Anna Whitelock says: “Mary’s accession had changed the rules of the game, and the nature of this new feminised politics was yet to be defined, yet in many respects Mary proved more than equal to the task. Decisions over the details of the practice and power of a queen regnant became precedents for the future. In April 1554 Mary’s parliament passed the Act for Regal Power, which enshrined in law that queens held power as ‘fully, wholly and absolutely’ as their male predecessors, thereby establishing the gender-free authority of the crown.”
Mary also restructured the economy and reorganised the militia, rebuilt the navy and successfully managed her parliament. By securing the throne, Mary ensured that the crown continued along the legal line of Tudor succession.

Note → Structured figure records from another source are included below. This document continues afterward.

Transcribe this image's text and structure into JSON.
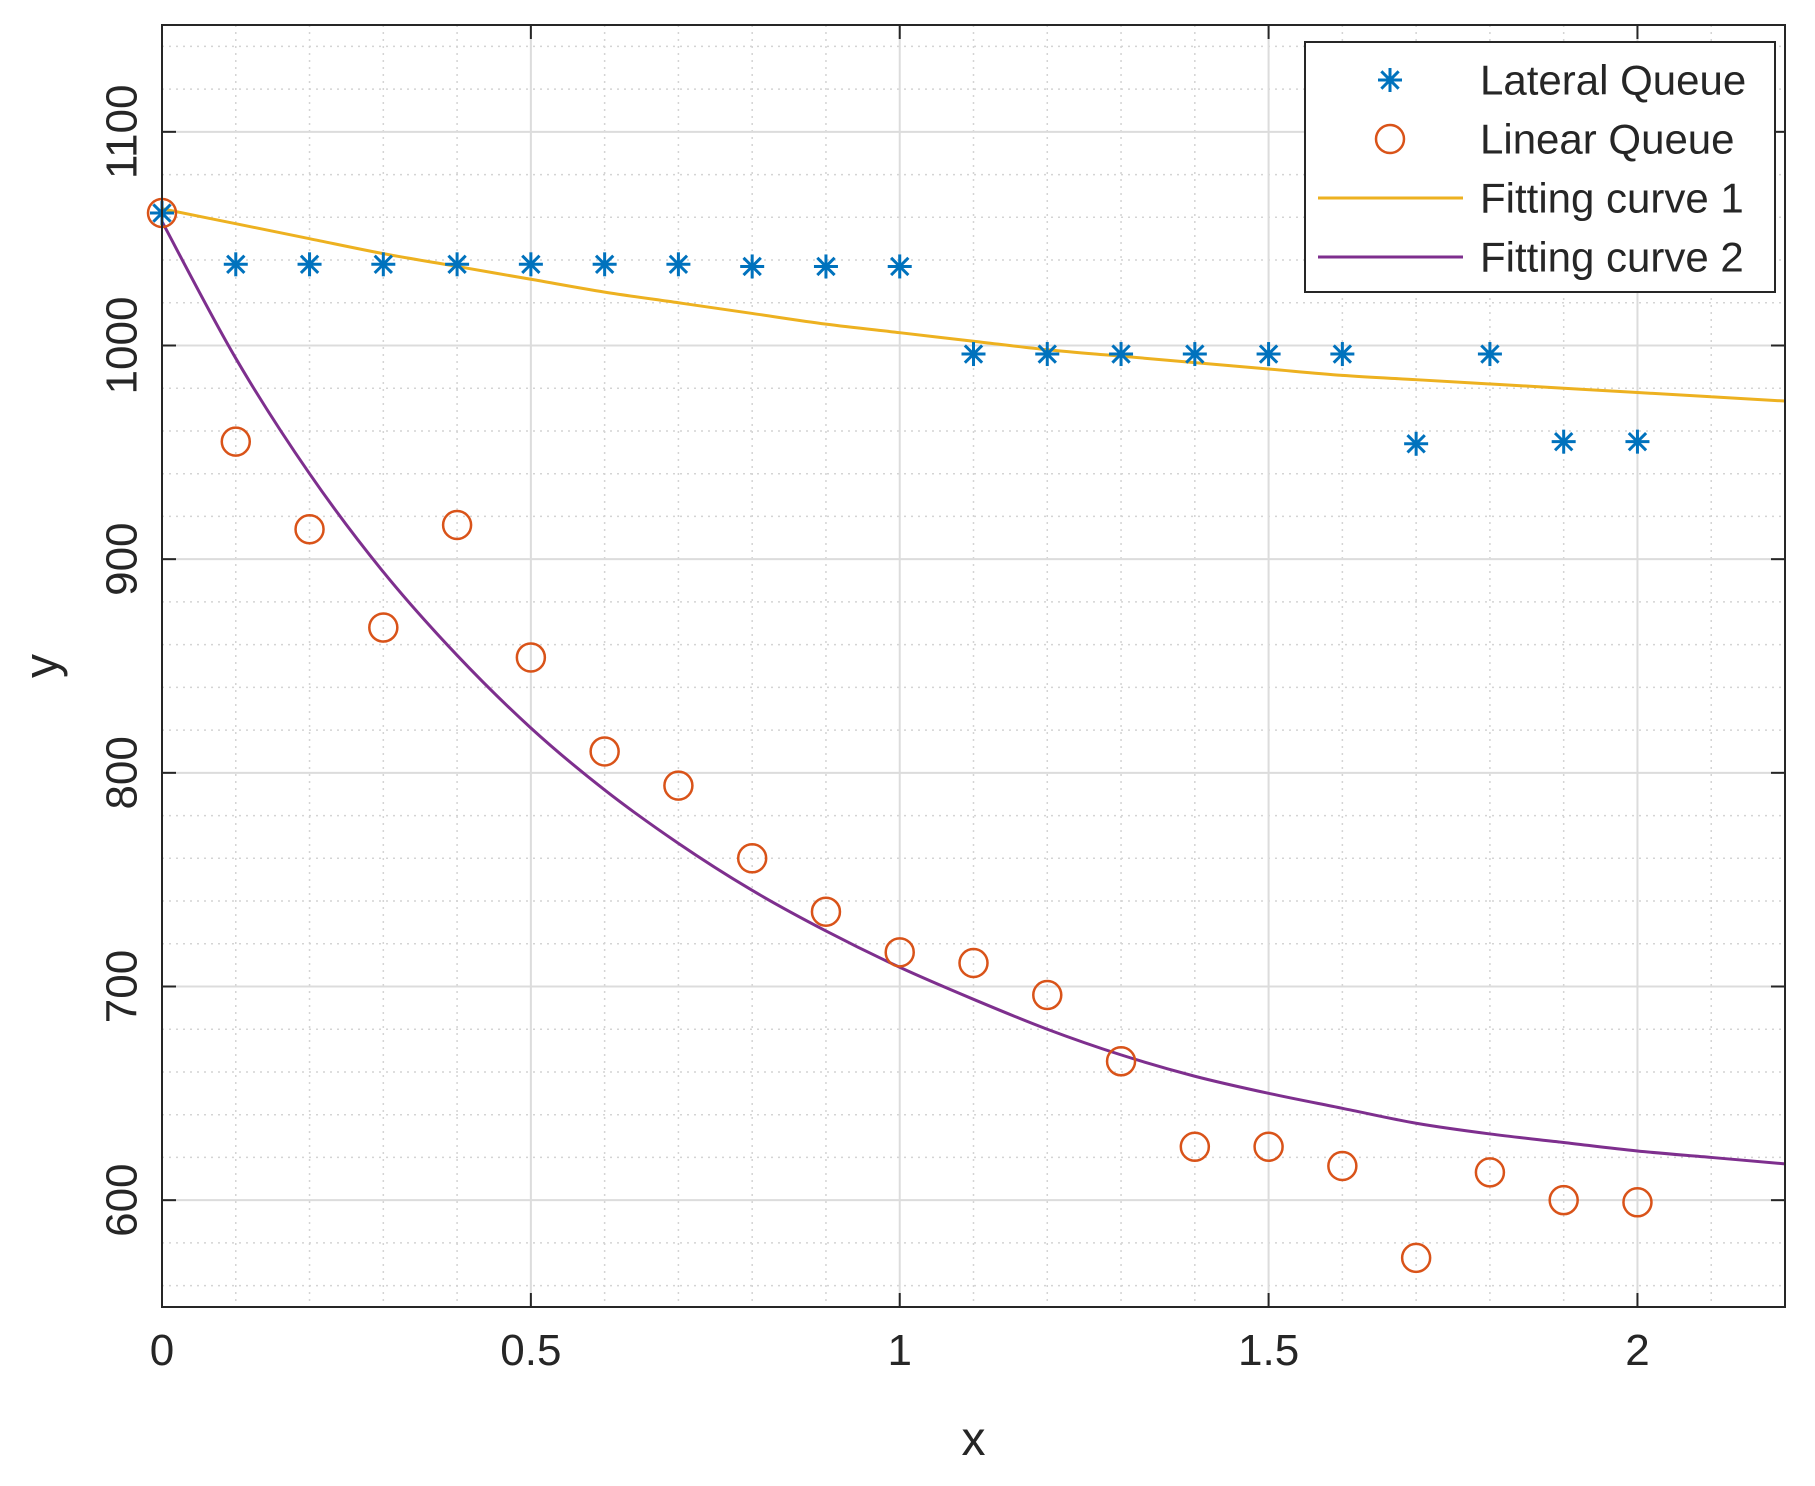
{
  "chart_data": {
    "type": "scatter",
    "title": "",
    "xlabel": "x",
    "ylabel": "y",
    "xlim": [
      0,
      2.2
    ],
    "ylim": [
      550,
      1150
    ],
    "grid": true,
    "minor_grid": true,
    "legend_position": "top-right",
    "x_ticks": [
      0,
      0.5,
      1,
      1.5,
      2
    ],
    "x_tick_labels": [
      "0",
      "0.5",
      "1",
      "1.5",
      "2"
    ],
    "y_ticks": [
      600,
      700,
      800,
      900,
      1000,
      1100
    ],
    "y_tick_labels": [
      "600",
      "700",
      "800",
      "900",
      "1000",
      "1100"
    ],
    "colors": {
      "lateral": "#0072BD",
      "linear": "#D95319",
      "fit1": "#EDB120",
      "fit2": "#7E2F8E"
    },
    "series": [
      {
        "name": "Lateral Queue",
        "kind": "scatter",
        "marker": "asterisk",
        "x": [
          0,
          0.1,
          0.2,
          0.3,
          0.4,
          0.5,
          0.6,
          0.7,
          0.8,
          0.9,
          1.0,
          1.1,
          1.2,
          1.3,
          1.4,
          1.5,
          1.6,
          1.7,
          1.8,
          1.9,
          2.0
        ],
        "y": [
          1062,
          1038,
          1038,
          1038,
          1038,
          1038,
          1038,
          1038,
          1037,
          1037,
          1037,
          996,
          996,
          996,
          996,
          996,
          996,
          954,
          996,
          955,
          955
        ]
      },
      {
        "name": "Linear Queue",
        "kind": "scatter",
        "marker": "circle",
        "x": [
          0,
          0.1,
          0.2,
          0.3,
          0.4,
          0.5,
          0.6,
          0.7,
          0.8,
          0.9,
          1.0,
          1.1,
          1.2,
          1.3,
          1.4,
          1.5,
          1.6,
          1.7,
          1.8,
          1.9,
          2.0
        ],
        "y": [
          1062,
          955,
          914,
          868,
          916,
          854,
          810,
          794,
          760,
          735,
          716,
          711,
          696,
          665,
          625,
          625,
          616,
          573,
          613,
          600,
          599
        ]
      },
      {
        "name": "Fitting curve 1",
        "kind": "line",
        "x": [
          0,
          0.1,
          0.2,
          0.3,
          0.4,
          0.5,
          0.6,
          0.7,
          0.8,
          0.9,
          1.0,
          1.1,
          1.2,
          1.3,
          1.4,
          1.5,
          1.6,
          1.7,
          1.8,
          1.9,
          2.0,
          2.1,
          2.2
        ],
        "y": [
          1064,
          1057,
          1050,
          1043,
          1037,
          1031,
          1025,
          1020,
          1015,
          1010,
          1006,
          1002,
          998,
          995,
          992,
          989,
          986,
          984,
          982,
          980,
          978,
          976,
          974
        ]
      },
      {
        "name": "Fitting curve 2",
        "kind": "line",
        "x": [
          0,
          0.1,
          0.2,
          0.3,
          0.4,
          0.5,
          0.6,
          0.7,
          0.8,
          0.9,
          1.0,
          1.1,
          1.2,
          1.3,
          1.4,
          1.5,
          1.6,
          1.7,
          1.8,
          1.9,
          2.0,
          2.1,
          2.2
        ],
        "y": [
          1058,
          994,
          940,
          894,
          855,
          821,
          792,
          767,
          745,
          726,
          709,
          694,
          680,
          668,
          658,
          650,
          643,
          636,
          631,
          627,
          623,
          620,
          617
        ]
      }
    ]
  }
}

Not such a military failure
Mary is remembered for her unsuccessful war against France that led to the loss of Calais, England’s last possession in France, in January 1558. But before the loss of Calais, Mary enjoyed military successes. For example, in August 1557 English and Spanish forces captured Saint-Quentin, an action in which some 3,000 French troops were killed and 7,000 captured, including their commander Anne de Montmorency, the constable of France.
A Westminster burial
Mary died on 17 November 1558, possibly from cancer, leaving the crown to her half-sister Elizabeth. Mary is buried beneath Elizabeth I in Westminster Abbey. King James I arranged for Elizabeth I to be dug up from elsewhere in the abbey three years after her death and moved into Mary’s grave.